The object is an orthogonal 3D projection of the ‘largest’ uniform 4D polytope. The description ‘largest’ means having the most vertices and edges. It is known by various names, but omnitruncated 120/600-cell seems to be the best known.

In fairly simple terms, the Coxeter group H4 has a fundamental region bounded by four mirrors in 4-space, forming a spherical simplex. Picture a tetrahedron, and you will be close enough. To form a polytope:

  • Place a single vertex within the fundamental region, including its bounding mirrors.
  • Reflect the vertex in all mirrors in which it is not lying.
  • Connect the vertex to its neighbouring reflections with edges.
  • Now consider all reflections of mirrors, vertices, and edges.
  • If the group is finite, the polytope will be finite.

For the polytope to be “uniform”, all edges must be the same length. You can convince yourself that there are 15 ways to form a uniform polytope given a set of four mirrors… the vertex may be on any of four corners of the simplex, on any of six edges, on any of four faces, or completely inside the simplex.

The sculpture is the one generated by putting the vertex completely inside, so it is reflected in all four mirrors. This results in 14400 vertices – the order of the H4 group. However, the projection from 4D to 3D results in a division by two: Every Zome ball, except those at the surface, is actually representing two separate vertices in the 4D object. Think of a polar projection of both hemispheres of the Earth: Every point in the projection represents a pair of points, one from the northern hemisphere and one from the southern.
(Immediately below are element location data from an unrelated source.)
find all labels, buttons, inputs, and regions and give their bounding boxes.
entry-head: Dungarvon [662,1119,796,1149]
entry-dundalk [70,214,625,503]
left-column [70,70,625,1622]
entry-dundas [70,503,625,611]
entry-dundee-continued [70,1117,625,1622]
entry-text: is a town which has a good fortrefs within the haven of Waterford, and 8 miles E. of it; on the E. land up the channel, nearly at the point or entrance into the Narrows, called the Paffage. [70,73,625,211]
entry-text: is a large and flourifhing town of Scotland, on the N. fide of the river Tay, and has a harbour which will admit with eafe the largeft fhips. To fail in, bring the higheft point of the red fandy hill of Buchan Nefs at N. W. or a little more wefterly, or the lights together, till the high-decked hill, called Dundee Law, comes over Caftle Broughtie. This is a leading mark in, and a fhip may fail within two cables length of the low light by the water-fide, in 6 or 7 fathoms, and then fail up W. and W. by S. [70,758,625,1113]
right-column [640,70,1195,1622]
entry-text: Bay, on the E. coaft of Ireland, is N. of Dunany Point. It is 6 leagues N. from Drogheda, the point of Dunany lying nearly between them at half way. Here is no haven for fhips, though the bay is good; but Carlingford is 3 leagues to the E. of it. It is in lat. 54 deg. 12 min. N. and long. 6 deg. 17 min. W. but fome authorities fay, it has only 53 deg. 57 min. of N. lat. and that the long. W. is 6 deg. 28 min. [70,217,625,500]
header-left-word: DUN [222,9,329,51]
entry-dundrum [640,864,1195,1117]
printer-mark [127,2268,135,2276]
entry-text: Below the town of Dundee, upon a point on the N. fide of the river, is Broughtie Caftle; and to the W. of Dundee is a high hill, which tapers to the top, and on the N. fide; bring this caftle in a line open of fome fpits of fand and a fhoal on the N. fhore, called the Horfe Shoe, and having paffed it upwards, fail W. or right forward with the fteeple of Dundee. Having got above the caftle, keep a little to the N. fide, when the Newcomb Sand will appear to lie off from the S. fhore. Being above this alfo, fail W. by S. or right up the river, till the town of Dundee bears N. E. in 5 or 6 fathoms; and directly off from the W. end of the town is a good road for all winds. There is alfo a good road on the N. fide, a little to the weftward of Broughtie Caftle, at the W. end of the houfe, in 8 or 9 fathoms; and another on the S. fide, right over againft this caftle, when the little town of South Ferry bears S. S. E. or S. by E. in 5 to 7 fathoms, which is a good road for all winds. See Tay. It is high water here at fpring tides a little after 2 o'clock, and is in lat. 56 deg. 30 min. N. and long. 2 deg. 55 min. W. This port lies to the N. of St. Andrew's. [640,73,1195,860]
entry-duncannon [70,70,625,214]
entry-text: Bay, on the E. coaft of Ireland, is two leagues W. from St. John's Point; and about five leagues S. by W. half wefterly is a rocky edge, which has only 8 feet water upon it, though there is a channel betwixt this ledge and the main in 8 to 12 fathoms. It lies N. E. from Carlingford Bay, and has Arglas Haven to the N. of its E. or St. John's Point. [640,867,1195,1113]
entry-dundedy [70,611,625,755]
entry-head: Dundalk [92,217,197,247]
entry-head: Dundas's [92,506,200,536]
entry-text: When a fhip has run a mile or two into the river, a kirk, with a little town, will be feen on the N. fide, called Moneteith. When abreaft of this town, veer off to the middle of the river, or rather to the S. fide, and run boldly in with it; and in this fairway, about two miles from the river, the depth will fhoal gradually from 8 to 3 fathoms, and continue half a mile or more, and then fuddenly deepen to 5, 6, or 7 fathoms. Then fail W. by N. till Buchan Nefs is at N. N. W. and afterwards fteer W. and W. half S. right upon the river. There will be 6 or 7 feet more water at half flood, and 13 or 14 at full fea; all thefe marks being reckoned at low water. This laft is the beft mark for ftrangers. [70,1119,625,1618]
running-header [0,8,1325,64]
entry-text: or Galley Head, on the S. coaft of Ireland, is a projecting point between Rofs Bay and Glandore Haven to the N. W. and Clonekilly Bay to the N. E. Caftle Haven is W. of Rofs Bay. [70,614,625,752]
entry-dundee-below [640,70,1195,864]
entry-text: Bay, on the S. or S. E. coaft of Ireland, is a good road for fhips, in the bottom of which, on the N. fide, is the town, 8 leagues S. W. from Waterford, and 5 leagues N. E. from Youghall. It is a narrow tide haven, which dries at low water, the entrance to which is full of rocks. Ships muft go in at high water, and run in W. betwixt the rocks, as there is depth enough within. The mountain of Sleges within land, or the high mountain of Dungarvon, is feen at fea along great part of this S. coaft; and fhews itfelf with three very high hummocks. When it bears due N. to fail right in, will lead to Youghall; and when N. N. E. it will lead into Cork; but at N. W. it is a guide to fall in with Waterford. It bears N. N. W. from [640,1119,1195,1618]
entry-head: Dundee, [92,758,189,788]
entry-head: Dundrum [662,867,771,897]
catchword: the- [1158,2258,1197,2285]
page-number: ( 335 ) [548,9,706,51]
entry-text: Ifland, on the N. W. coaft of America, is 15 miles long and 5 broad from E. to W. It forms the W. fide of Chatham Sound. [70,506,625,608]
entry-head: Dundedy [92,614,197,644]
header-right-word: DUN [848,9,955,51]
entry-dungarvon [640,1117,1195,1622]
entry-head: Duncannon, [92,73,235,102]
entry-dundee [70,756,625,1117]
Because of the projection into our ‘hyperplane’, the central cell is the only one that is not distorted:

  • It could be said that we are looking at that one ‘straight on’.
  • All the other cells are at various hyper-angles to our hyperplane, so they appear successively more ‘squashed’ as we approach the ‘outside’ of the model.
  • On the very outside are 30 greater rhombicosidodecahedra that are completely flat; in other words, they are perpendicular to our hyperplane.
  • As is a symmetrical projection (we couldn’t build it with Zome, otherwise!) many of the edges “double up.”

The model is the largest Zome constructible member of the H4 group.